« Red Socks », Artur Muharremi, 1958

La morale dans les chaussettes

La loi pour la moralisation perd pied


Aux origines de l’excuse bidon

« Responsable, oui, mais pas coupable. » La célèbre locution, popularisée par les Inconnus, décrit non sans humour la politique française des années 90. À l’époque, pourtant, le téléspectateur d’Antenne 2 esquisse à peine un sourire. Il se verse un verre – un « torchon, chiffon, carpette », cela va de soi – puis l’avale d’une traite.

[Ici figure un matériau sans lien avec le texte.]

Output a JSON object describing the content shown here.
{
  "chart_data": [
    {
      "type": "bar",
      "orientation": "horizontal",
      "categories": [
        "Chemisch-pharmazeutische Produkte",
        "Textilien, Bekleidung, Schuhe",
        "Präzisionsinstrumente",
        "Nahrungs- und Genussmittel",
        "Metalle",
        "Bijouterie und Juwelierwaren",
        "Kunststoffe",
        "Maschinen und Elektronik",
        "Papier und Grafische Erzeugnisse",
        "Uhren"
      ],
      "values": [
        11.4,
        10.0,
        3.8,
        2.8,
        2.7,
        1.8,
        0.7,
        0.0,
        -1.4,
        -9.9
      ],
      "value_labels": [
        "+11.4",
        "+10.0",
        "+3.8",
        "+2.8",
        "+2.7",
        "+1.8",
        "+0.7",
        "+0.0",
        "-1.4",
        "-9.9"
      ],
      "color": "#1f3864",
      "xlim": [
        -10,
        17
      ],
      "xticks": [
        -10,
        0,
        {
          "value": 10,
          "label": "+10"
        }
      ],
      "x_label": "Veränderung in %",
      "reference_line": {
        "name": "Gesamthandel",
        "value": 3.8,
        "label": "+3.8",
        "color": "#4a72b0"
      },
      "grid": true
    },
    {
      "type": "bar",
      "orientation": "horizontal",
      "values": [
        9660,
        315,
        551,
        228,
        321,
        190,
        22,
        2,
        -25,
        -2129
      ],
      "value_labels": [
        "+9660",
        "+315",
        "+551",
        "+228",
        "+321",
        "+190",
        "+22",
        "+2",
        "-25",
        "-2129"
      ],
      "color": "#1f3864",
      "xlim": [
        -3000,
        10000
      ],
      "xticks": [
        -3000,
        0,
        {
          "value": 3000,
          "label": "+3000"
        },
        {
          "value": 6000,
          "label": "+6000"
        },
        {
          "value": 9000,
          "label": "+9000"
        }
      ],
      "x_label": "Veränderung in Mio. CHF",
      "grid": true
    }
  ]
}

Il a du mal à en rire : il sait que le Jeu de la Vérité Vraie n’est pas à l’origine de cette incartade.

En effet, quelques mois plus tôt, Georgina Dufoix, ministre des Affaires Sociales, justifiait des centaines de morts dans l’affaire du sang contaminé. « Je me sens profondément responsable. Pour autant, je ne me sens pas coupable, parce qu’à l’époque, on a pris des décisions dans un certain contexte, [ça] nous paraissait juste. » C’était pourtant évident : malgré tout le talent des Inconnus, seule une véritable personnalité politique pouvait inventer une telle escapade.

Faites ce que je dis, pas ce que je fais

Autres temps, même mœurs. L’actuelle ministre du Travail, Mme Pénicaud, était auparavant DRH de Danone. En 2013, l’entreprise lui demande de supprimer 900 emplois. Jusque là, rien de surprenant : l’opération est monnaie courante dans la rivière de l’argent. La DRH s’exécute. Quelques mois après, profitant de la montée des actions générée par le plan de licenciement, elle revend 55 000 stock-options. Elle s’arrogera alors un joli chèque de 1,13 millions d’euros.

Plus de 80 ans de SMIC net, engrangés en un jour, sur le malheur de 900 personnes. La manœuvre passe mal. Pourtant, rien d’illégal. Mme Pénicaud n’a rien à se reprocher : elle est de toute bonne foi. On est loin du délit d’initié qui lui est reproché. Peut-on, dans un système capitaliste, accuser quelqu’un de profiter d’une bonne occasion ? Pas vraiment. Ce qui peut être mis en doute, cependant, c’est la moralité de l’affaire. Surtout en pleines discussions sur la moralisation de la vie politique.

Des réformes contradictoires

« Immoral, oui, mais pas illégal. » C’est là, finalement, le seul moyen de justification de Mme Pénicaud. Car la ministre du Travail et son parti, la République en Marche, souhaitent faciliter les licenciements et revoir le plafonnement des indemnités prud’homales. Soi disant que, soulagés, les patrons embaucheraient de nouveau. Pourtant, les 20 milliards de chiffre d’affaires de Danone en 2013 n’ont pas empêché l’entreprise de licencier 900 cadres. « Le plaisir et la santé », qu’ils disaient.

Alors, voit-on apparaître un nouveau Jeu de la Vérité Vraie ? Pas sûr. Mme Pénicaud et son parti ne sont pas vraiment coupables de la situation actuelle. Cependant, en encourageant les pratiques cyniques des grandes entreprises, ils restent responsables de sa pérennité. Une fois n’est pas coutume, on en revient à l’excuse originelle : « Responsable, oui, mais pas coupable. » Tout à coup, la loi de moralisation semble bien inutile. Mais après tout, rien n’arrive à la cheville d’un mauvais politicien. Surtout pas sa morale, confortablement tapie au fond de ses chaussettes.